# 03. Моделирование для VK EdTech ML Challenge

В этом ноутбуке:
* заново строим признаки кампаний `features_df` по рабочему коду (1008 строк);
* обучаем RandomForest-классификатор по 3 классам;
* обучаем stacking-регрессии по каждому таргету.

# ЭТАП 1. Импорт и загрузка исходных данных

In [None]:
import warnings
warnings.filterwarnings("ignore")

In [5]:
from google.colab import drive
drive.mount("/content/drive")

import os
import random
import numpy as np
import pandas as pd

from sklearn.preprocessing import StandardScaler
from sklearn.cluster import KMeans

SEED = 42
np.random.seed(SEED)
random.seed(SEED)

FOLDER = "/content/drive/MyDrive/VK_Project_v2"

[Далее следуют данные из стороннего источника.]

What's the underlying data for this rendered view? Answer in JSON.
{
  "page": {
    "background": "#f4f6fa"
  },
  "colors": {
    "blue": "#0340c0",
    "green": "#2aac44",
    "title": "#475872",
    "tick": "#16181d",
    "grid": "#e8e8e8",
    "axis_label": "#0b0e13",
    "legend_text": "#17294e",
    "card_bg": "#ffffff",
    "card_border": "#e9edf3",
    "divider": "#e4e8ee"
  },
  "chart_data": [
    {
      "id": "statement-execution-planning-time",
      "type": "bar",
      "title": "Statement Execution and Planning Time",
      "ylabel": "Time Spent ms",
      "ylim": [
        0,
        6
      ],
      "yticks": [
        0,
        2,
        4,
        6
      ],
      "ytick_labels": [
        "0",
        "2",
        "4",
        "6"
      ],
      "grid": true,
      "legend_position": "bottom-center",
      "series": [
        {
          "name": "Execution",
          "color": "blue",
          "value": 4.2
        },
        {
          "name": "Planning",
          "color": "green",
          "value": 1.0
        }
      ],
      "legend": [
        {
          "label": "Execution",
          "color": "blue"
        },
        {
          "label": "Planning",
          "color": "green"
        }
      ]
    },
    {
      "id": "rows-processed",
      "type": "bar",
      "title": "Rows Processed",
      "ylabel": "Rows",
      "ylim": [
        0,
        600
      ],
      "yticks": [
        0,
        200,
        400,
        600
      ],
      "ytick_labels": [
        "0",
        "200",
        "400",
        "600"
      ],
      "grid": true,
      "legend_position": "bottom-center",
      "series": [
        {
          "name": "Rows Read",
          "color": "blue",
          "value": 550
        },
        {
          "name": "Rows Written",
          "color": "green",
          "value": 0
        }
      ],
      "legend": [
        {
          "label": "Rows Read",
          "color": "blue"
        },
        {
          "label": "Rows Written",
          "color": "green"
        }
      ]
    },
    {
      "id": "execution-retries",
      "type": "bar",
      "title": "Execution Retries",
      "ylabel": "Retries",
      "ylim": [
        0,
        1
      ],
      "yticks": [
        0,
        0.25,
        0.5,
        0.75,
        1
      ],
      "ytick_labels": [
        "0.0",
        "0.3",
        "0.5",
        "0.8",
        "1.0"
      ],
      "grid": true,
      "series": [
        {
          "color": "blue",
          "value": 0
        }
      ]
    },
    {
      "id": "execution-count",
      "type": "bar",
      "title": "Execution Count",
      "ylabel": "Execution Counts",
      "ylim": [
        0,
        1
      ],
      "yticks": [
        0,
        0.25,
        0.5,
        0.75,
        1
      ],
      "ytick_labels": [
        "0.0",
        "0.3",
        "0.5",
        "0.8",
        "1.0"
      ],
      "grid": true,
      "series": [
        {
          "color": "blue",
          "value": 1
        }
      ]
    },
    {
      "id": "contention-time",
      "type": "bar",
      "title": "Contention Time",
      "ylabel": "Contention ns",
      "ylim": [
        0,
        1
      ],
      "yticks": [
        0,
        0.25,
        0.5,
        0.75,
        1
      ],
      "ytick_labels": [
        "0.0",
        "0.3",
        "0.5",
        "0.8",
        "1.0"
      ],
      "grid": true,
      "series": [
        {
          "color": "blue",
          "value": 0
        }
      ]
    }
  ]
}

users = pd.read_csv(os.path.join(FOLDER, "users.tsv"), sep="\t")
history = pd.read_csv(os.path.join(FOLDER, "history.tsv"), sep="\t")
validate = pd.read_csv(os.path.join(FOLDER, "validate.tsv"), sep="\t")
validate_answers = pd.read_csv(os.path.join(FOLDER, "validate_answers.tsv"), sep="\t")

print("users.shape:", users.shape)
print("history.shape:", history.shape)
print("validate.shape:", validate.shape)
print("validate_answers.shape:", validate_answers.shape)

Drive already mounted at /content/drive; to attempt to forcibly remount, call drive.mount("/content/drive", force_remount=True).
users.shape: (27769, 4)
history.shape: (1147857, 4)
validate.shape: (1008, 6)
validate_answers.shape: (1008, 3)


# ЭТАП 2. Кластеризация кампаний по демографии аудитории

In [6]:
def get_campaign_clusters(validate_df, users_df, n_clusters=5):
    features = []
    for _, row in validate_df.iterrows():
        user_ids = eval(row["user_ids"]) if isinstance(row["user_ids"], str) else row["user_ids"]
        user_df = users_df[users_df["user_id"].isin(user_ids)]
        sex_mean = user_df["sex"].mean()
        age_mean = user_df["age"].mean()
        features.append([sex_mean, age_mean])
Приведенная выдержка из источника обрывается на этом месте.